Register a device, usually in the loading function of the driver module.

void cdev_del(struct cdev *);

Logging out of a device usually occurs in the uninstall function of the driver module. When registering, you should first call:

int register_chrdev_region(dev_t from,unsigned count,const char *name)

This function can be replaced by the following function:

int alloc_chrdev_region(dev_t *dev,unsigned baseminor,unsigned count,const char *name)

The difference between them is that when register_chrdev_region () is used for a known device number, and the other is used for dynamic application, the advantage is that it will not cause a conflict of device numbers.
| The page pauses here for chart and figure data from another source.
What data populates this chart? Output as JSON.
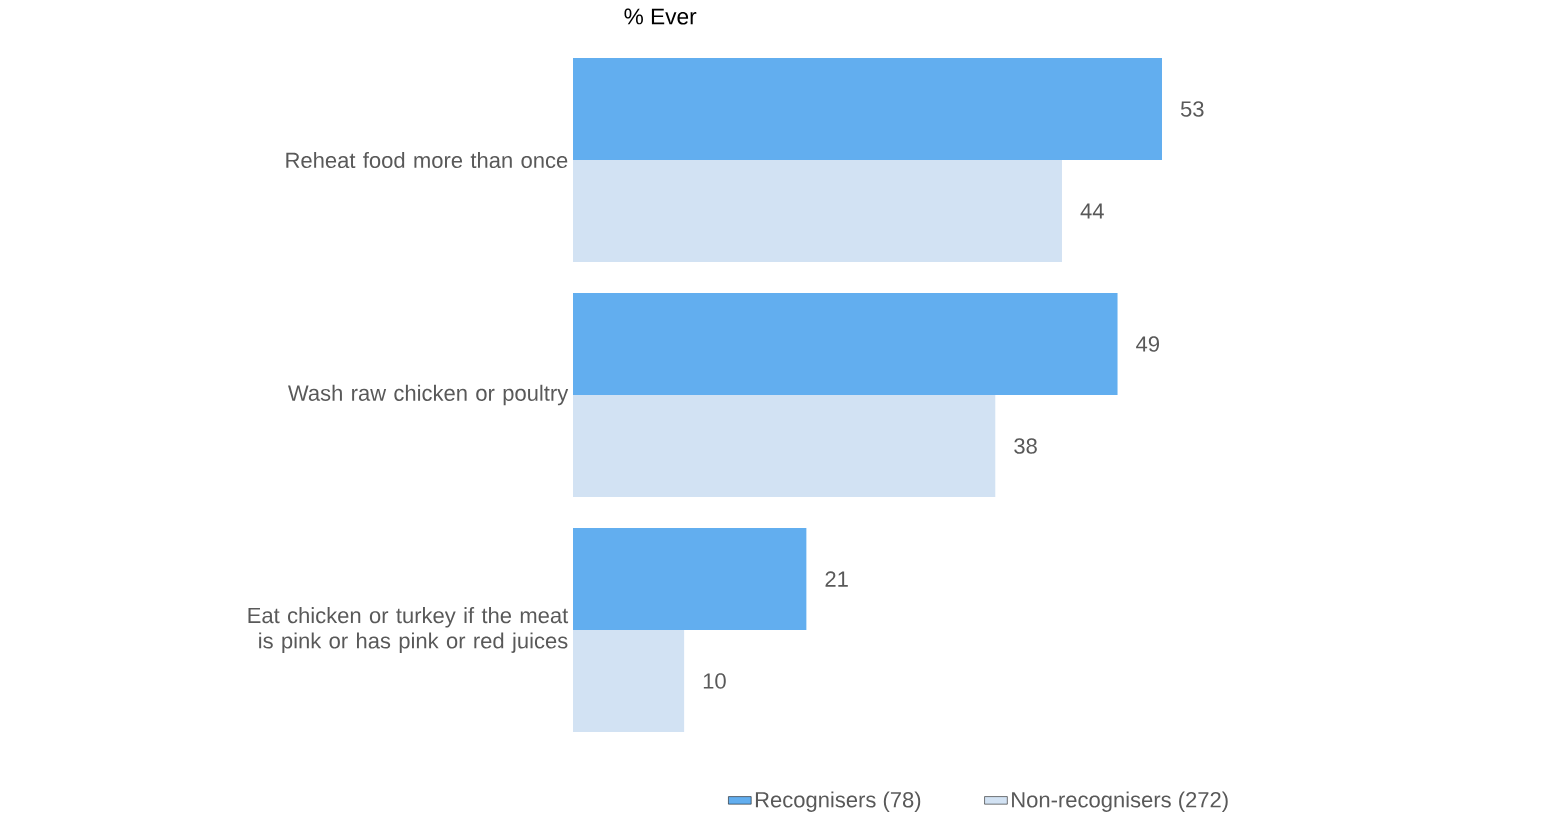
{
  "chart_data": {
    "type": "bar",
    "orientation": "horizontal",
    "title": "% Ever",
    "categories": [
      "Reheat food more than once",
      "Wash raw chicken or poultry",
      "Eat chicken or turkey if the meat is pink or has pink or red juices"
    ],
    "series": [
      {
        "name": "Recognisers (78)",
        "color": "#62aeef",
        "values": [
          53,
          49,
          21
        ]
      },
      {
        "name": "Non-recognisers (272)",
        "color": "#d2e2f3",
        "values": [
          44,
          38,
          10
        ]
      }
    ],
    "data_labels": true,
    "tick_labels": "y",
    "legend": "bottom"
  }
}
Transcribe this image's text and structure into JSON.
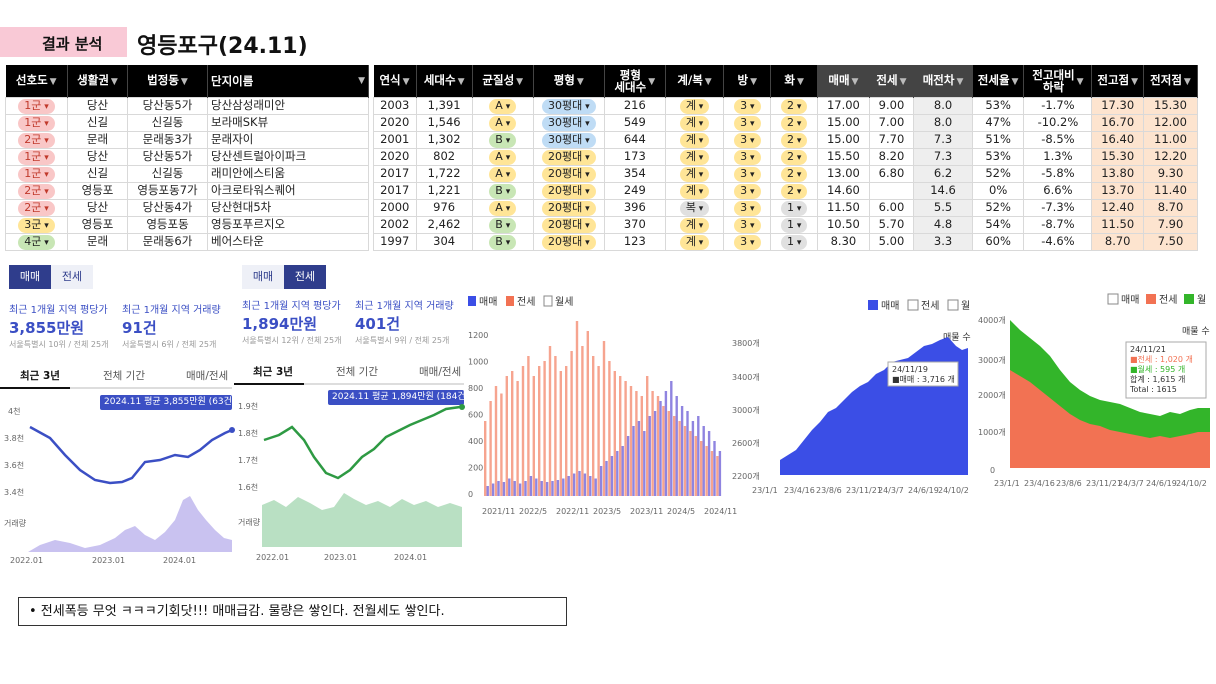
{
  "page": {
    "tag": "결과 분석",
    "title": "영등포구(24.11)"
  },
  "table": {
    "headers_left": [
      "선호도",
      "생활권",
      "법정동",
      "단지이름"
    ],
    "headers_right": [
      "연식",
      "세대수",
      "균질성",
      "평형",
      "평형\n세대수",
      "계/복",
      "방",
      "화",
      "매매",
      "전세",
      "매전차",
      "전세율",
      "전고대비\n하락",
      "전고점",
      "전저점"
    ],
    "rows": [
      {
        "pref": "1군",
        "area": "당산",
        "dong": "당산동5가",
        "name": "당산삼성래미안",
        "year": "2003",
        "hh": "1,391",
        "uni": "A",
        "size": "30평대",
        "shh": "216",
        "type": "계",
        "room": "3",
        "bath": "2",
        "sale": "17.00",
        "jeonse": "9.00",
        "gap": "8.0",
        "ratio": "53%",
        "drop": "-1.7%",
        "high": "17.30",
        "low": "15.30"
      },
      {
        "pref": "1군",
        "area": "신길",
        "dong": "신길동",
        "name": "보라매SK뷰",
        "year": "2020",
        "hh": "1,546",
        "uni": "A",
        "size": "30평대",
        "shh": "549",
        "type": "계",
        "room": "3",
        "bath": "2",
        "sale": "15.00",
        "jeonse": "7.00",
        "gap": "8.0",
        "ratio": "47%",
        "drop": "-10.2%",
        "high": "16.70",
        "low": "12.00"
      },
      {
        "pref": "2군",
        "area": "문래",
        "dong": "문래동3가",
        "name": "문래자이",
        "year": "2001",
        "hh": "1,302",
        "uni": "B",
        "size": "30평대",
        "shh": "644",
        "type": "계",
        "room": "3",
        "bath": "2",
        "sale": "15.00",
        "jeonse": "7.70",
        "gap": "7.3",
        "ratio": "51%",
        "drop": "-8.5%",
        "high": "16.40",
        "low": "11.00"
      },
      {
        "pref": "1군",
        "area": "당산",
        "dong": "당산동5가",
        "name": "당산센트럴아이파크",
        "year": "2020",
        "hh": "802",
        "uni": "A",
        "size": "20평대",
        "shh": "173",
        "type": "계",
        "room": "3",
        "bath": "2",
        "sale": "15.50",
        "jeonse": "8.20",
        "gap": "7.3",
        "ratio": "53%",
        "drop": "1.3%",
        "high": "15.30",
        "low": "12.20"
      },
      {
        "pref": "1군",
        "area": "신길",
        "dong": "신길동",
        "name": "래미안에스티움",
        "year": "2017",
        "hh": "1,722",
        "uni": "A",
        "size": "20평대",
        "shh": "354",
        "type": "계",
        "room": "3",
        "bath": "2",
        "sale": "13.00",
        "jeonse": "6.80",
        "gap": "6.2",
        "ratio": "52%",
        "drop": "-5.8%",
        "high": "13.80",
        "low": "9.30"
      },
      {
        "pref": "2군",
        "area": "영등포",
        "dong": "영등포동7가",
        "name": "아크로타워스퀘어",
        "year": "2017",
        "hh": "1,221",
        "uni": "B",
        "size": "20평대",
        "shh": "249",
        "type": "계",
        "room": "3",
        "bath": "2",
        "sale": "14.60",
        "jeonse": "",
        "gap": "14.6",
        "ratio": "0%",
        "drop": "6.6%",
        "high": "13.70",
        "low": "11.40"
      },
      {
        "pref": "2군",
        "area": "당산",
        "dong": "당산동4가",
        "name": "당산현대5차",
        "year": "2000",
        "hh": "976",
        "uni": "A",
        "size": "20평대",
        "shh": "396",
        "type": "복",
        "room": "3",
        "bath": "1",
        "sale": "11.50",
        "jeonse": "6.00",
        "gap": "5.5",
        "ratio": "52%",
        "drop": "-7.3%",
        "high": "12.40",
        "low": "8.70"
      },
      {
        "pref": "3군",
        "area": "영등포",
        "dong": "영등포동",
        "name": "영등포푸르지오",
        "year": "2002",
        "hh": "2,462",
        "uni": "B",
        "size": "20평대",
        "shh": "370",
        "type": "계",
        "room": "3",
        "bath": "1",
        "sale": "10.50",
        "jeonse": "5.70",
        "gap": "4.8",
        "ratio": "54%",
        "drop": "-8.7%",
        "high": "11.50",
        "low": "7.90"
      },
      {
        "pref": "4군",
        "area": "문래",
        "dong": "문래동6가",
        "name": "베어스타운",
        "year": "1997",
        "hh": "304",
        "uni": "B",
        "size": "20평대",
        "shh": "123",
        "type": "계",
        "room": "3",
        "bath": "1",
        "sale": "8.30",
        "jeonse": "5.00",
        "gap": "3.3",
        "ratio": "60%",
        "drop": "-4.6%",
        "high": "8.70",
        "low": "7.50"
      }
    ]
  },
  "panel1": {
    "seg_on": "매매",
    "seg_off": "전세",
    "lbl1": "최근 1개월 지역 평당가",
    "lbl2": "최근 1개월 지역 거래량",
    "val1": "3,855만원",
    "val2": "91건",
    "sub1": "서울특별시 10위 / 전체 25개",
    "sub2": "서울특별시 6위 / 전체 25개",
    "tab1": "최근 3년",
    "tab2": "전체 기간",
    "tab3": "매매/전세",
    "tooltip": "2024.11 평균 3,855만원 (63건)",
    "yt": [
      "4천",
      "3.8천",
      "3.6천",
      "3.4천"
    ],
    "vol": "거래량",
    "xt": [
      "2022.01",
      "2023.01",
      "2024.01"
    ]
  },
  "panel2": {
    "seg_off": "매매",
    "seg_on": "전세",
    "lbl1": "최근 1개월 지역 평당가",
    "lbl2": "최근 1개월 지역 거래량",
    "val1": "1,894만원",
    "val2": "401건",
    "sub1": "서울특별시 12위 / 전체 25개",
    "sub2": "서울특별시 9위 / 전체 25개",
    "tab1": "최근 3년",
    "tab2": "전체 기간",
    "tab3": "매매/전세",
    "tooltip": "2024.11 평균 1,894만원 (184건)",
    "yt": [
      "1.9천",
      "1.8천",
      "1.7천",
      "1.6천"
    ],
    "vol": "거래량",
    "xt": [
      "2022.01",
      "2023.01",
      "2024.01"
    ]
  },
  "bar_chart": {
    "legend": [
      "매매",
      "전세",
      "월세"
    ],
    "yt": [
      "1200",
      "1000",
      "800",
      "600",
      "400",
      "200",
      "0"
    ],
    "xt": [
      "2021/11",
      "2022/5",
      "2022/11",
      "2023/5",
      "2023/11",
      "2024/5",
      "2024/11"
    ]
  },
  "area1": {
    "legend": [
      "매매",
      "전세",
      "월"
    ],
    "unit": "매물 수",
    "yt": [
      "3800개",
      "3400개",
      "3000개",
      "2600개",
      "2200개"
    ],
    "xt": [
      "23/1/1",
      "23/4/16",
      "23/8/6",
      "23/11/21",
      "24/3/7",
      "24/6/19",
      "24/10/2"
    ],
    "tip_date": "24/11/19",
    "tip_val": "■매매 : 3,716 개"
  },
  "area2": {
    "legend": [
      "매매",
      "전세",
      "월"
    ],
    "unit": "매물 수",
    "yt": [
      "4000개",
      "3000개",
      "2000개",
      "1000개",
      "0"
    ],
    "xt": [
      "23/1/1",
      "23/4/16",
      "23/8/6",
      "23/11/21",
      "24/3/7",
      "24/6/19",
      "24/10/2"
    ],
    "tip": [
      "24/11/21",
      "■전세 : 1,020 개",
      "■월세 : 595 개",
      "합계 : 1,615 개",
      "Total : 1615"
    ]
  },
  "note": "• 전세폭등 무엇 ㅋㅋㅋ기회닷!!! 매매급감. 물량은 쌓인다. 전월세도 쌓인다.",
  "colors": {
    "accent": "#3b4fc4",
    "sale": "#3b4ee6",
    "jeonse": "#f27253",
    "wolse": "#33b52a"
  }
}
After cancellation, you should call:

void unregister_chrdev_region(dev_t from,unsigned count)

Function to release the device number.
The ordered relationships between them are as follows:

Register_chrdev_region () --> cdev_add () // this process is in the loading Module

Cdev_del () --> unregister_chrdev_region () // this process is in the uninstall Module

The prototype of the cdev_add () function is as follows:

#include <linux/cdev.h>

int cdev_add(struct cdev *p, dev_t dev, unsigned count);

The third parameter is the cdev struct pointer;
The third parameter is the device number expressed in the dev_t type (the device number expressed in the dev_t type is implemented using the mkdev (INT major, int minor) macro );
The 3rd parameter indicates the number of device numbers.

Cdev_add ()The function implementation code is:

   1:  /**

   2:  * cdev_add() - add a char device to the system

   3:  * @p: the cdev structure for the device

   4:  * @dev: the first device number for which this device is responsible

   5:  * @count: the number of consecutive minor numbers corresponding to this

   6:  *         device

   7:  *

   8:  * cdev_add() adds the device represented by @p to the system, making it

   9:  * live immediately.  A negative error code is returned on failure.

  10:  */

  11:  int cdev_add(struct cdev *p, dev_t dev, unsigned count)

  12:  {

  13:          p->dev = dev;

  14:          p->count = count;

  15:          return kobj_map(cdev_map, dev, count, NULL, exact_match, exact_lock, p);

  16:  }

Generally, the value of count is 1, but in some cases it may be a number greater than 1. For example, a SCSI tape drive allows you to select an operation mode (such as density) in an application by assigning multiple device numbers to each physical device ).
If cdev_add fails, a negative value is returned, indicating that the driver cannot be loaded to the system. However, it will usually succeed. Once the cdev_add returns, the device will be "active", so the corresponding operation method (the various functions defined in the file_operations structure) it can also be called by the kernel.

So far, this struct indicates the end. The following describes the implementation and application of the kobject struct.